Here are details of the latest developments on Omniglot websites and blogs.

There are four new language pages on Omniglot this week, which are:

  • Agutaynen, a Philippine language spoken in the Province of Palawan in the Mimaropa region in the east of the Philippines.
  • Jarud (ᠵᠠᠷᠤᠳ), a variety of Mongolian spoken in Jarud Banner in the east of Inner Mongolia in northern China.
  • Komering (Cawa Komering), a Lampungic language spoken in the Indonesian provinces of Lampung and South Sumatra in the south of Sumatra island.
  • Kaitag (хайдакьан гъай), a Northeast Caucasian language spoken in Dagestan in the south of the Russian Federation.

There’s a new constructed script: Jyutcitzi (粵切字), which is a way to write Cantonese using combinations of Chinese characters to represent sounds phonetically which was devised by the Cantonese Script Reform Society. It looks something like this:

Sample text in Jyutcitzi

There are a new numbers pages in: Chipewyan (Dënesųłıné), Sekani (Tse’khene) and Agutaynen, and there’s a new page about Cistercian Numbers, an interesting numeric system that was developed by Cisterican monks in the early 13th century.
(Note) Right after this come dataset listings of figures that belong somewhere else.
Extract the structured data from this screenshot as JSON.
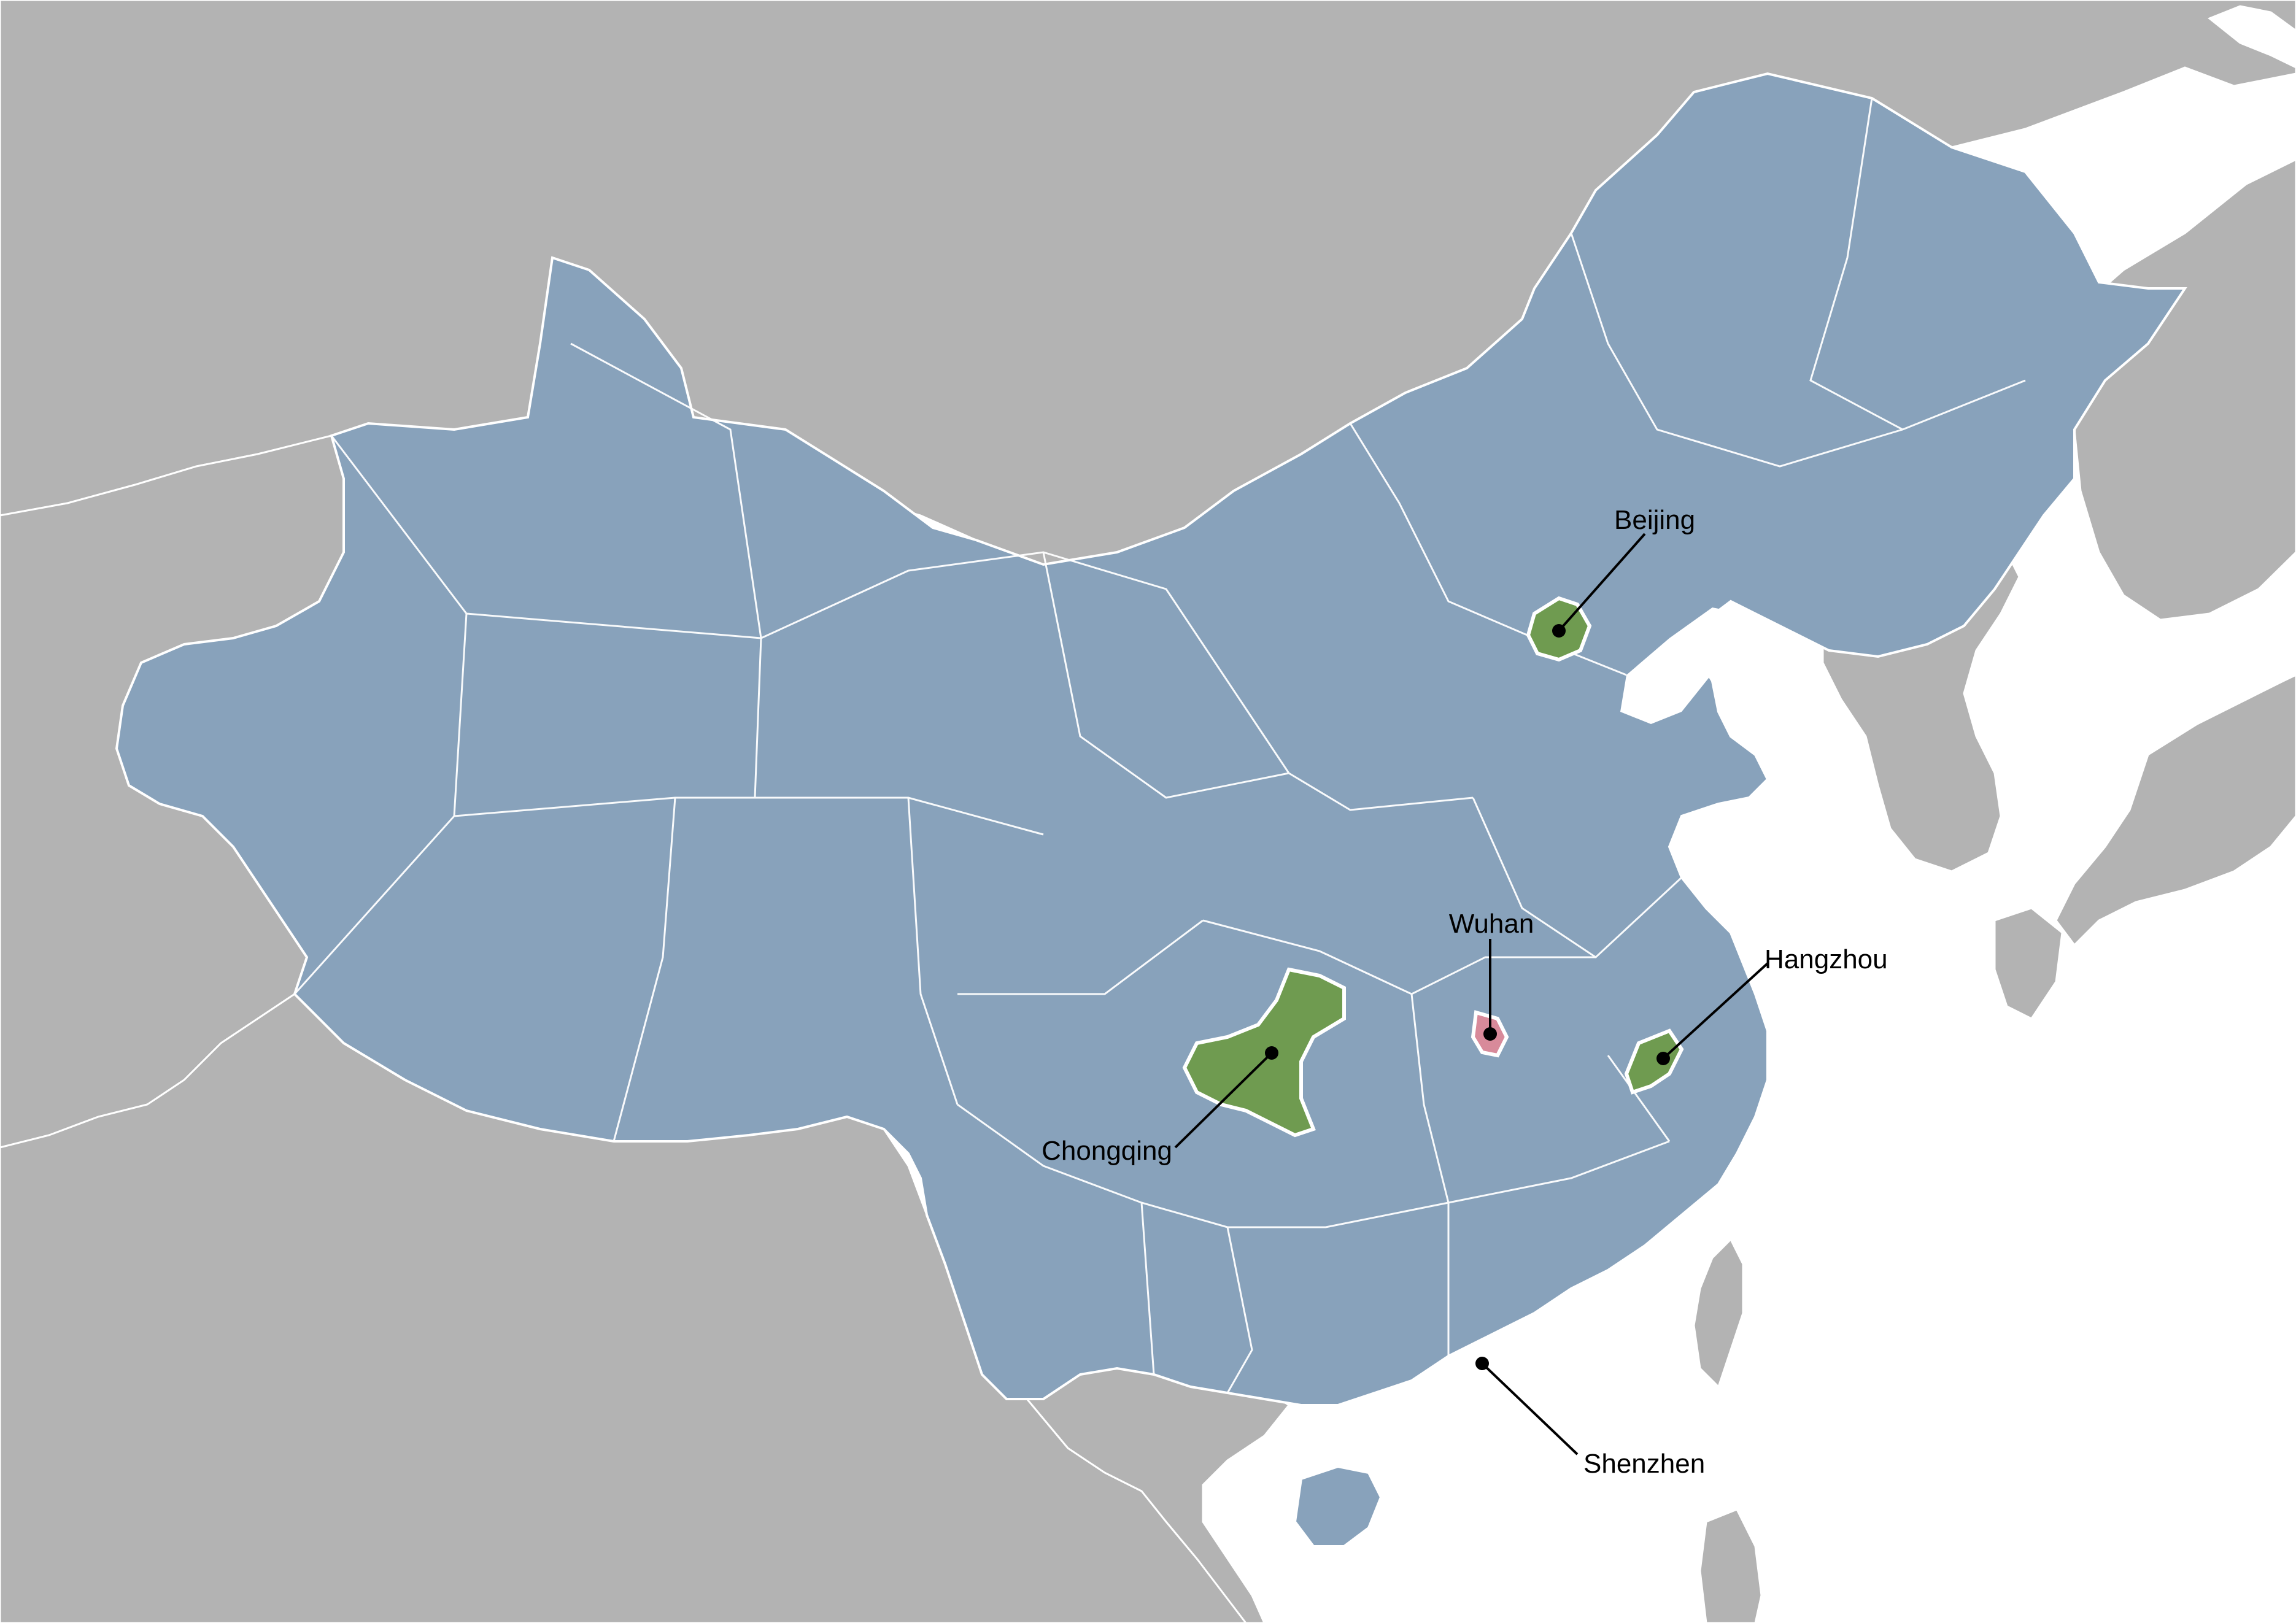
{
  "map": {
    "colors": {
      "ocean": "#ffffff",
      "neighbor_land": "#b3b3b3",
      "china_prefectures": "#88a2bb",
      "borders": "#ffffff",
      "highlight_green": "#6f9b50",
      "highlight_pink": "#d88a9a",
      "rivers_lakes": "#a8c3dc",
      "label_text": "#000000"
    },
    "cities": [
      {
        "name": "Beijing",
        "highlight": "green"
      },
      {
        "name": "Wuhan",
        "highlight": "pink"
      },
      {
        "name": "Hangzhou",
        "highlight": "green"
      },
      {
        "name": "Chongqing",
        "highlight": "green"
      },
      {
        "name": "Shenzhen",
        "highlight": "none"
      }
    ]
  }
}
On the Omniglot blog this week there’s a post about words from Britain in various languages called Britland, and the usual Language Quiz.

The mystery language in last week’s language quiz was Kaitag (хайдакьан гъай), a Northeast Caucasian language spoken in Dagestan in the Russian Federation.

This week’s Celtiadur post is about words for wings and related things in Celtic languages.

I also made improvements to the Celtiadur post about verbs for To See & To Be.

In the Adventure in Etymology we find connections between the word champion and words such as camp, campus, campaign and champagne.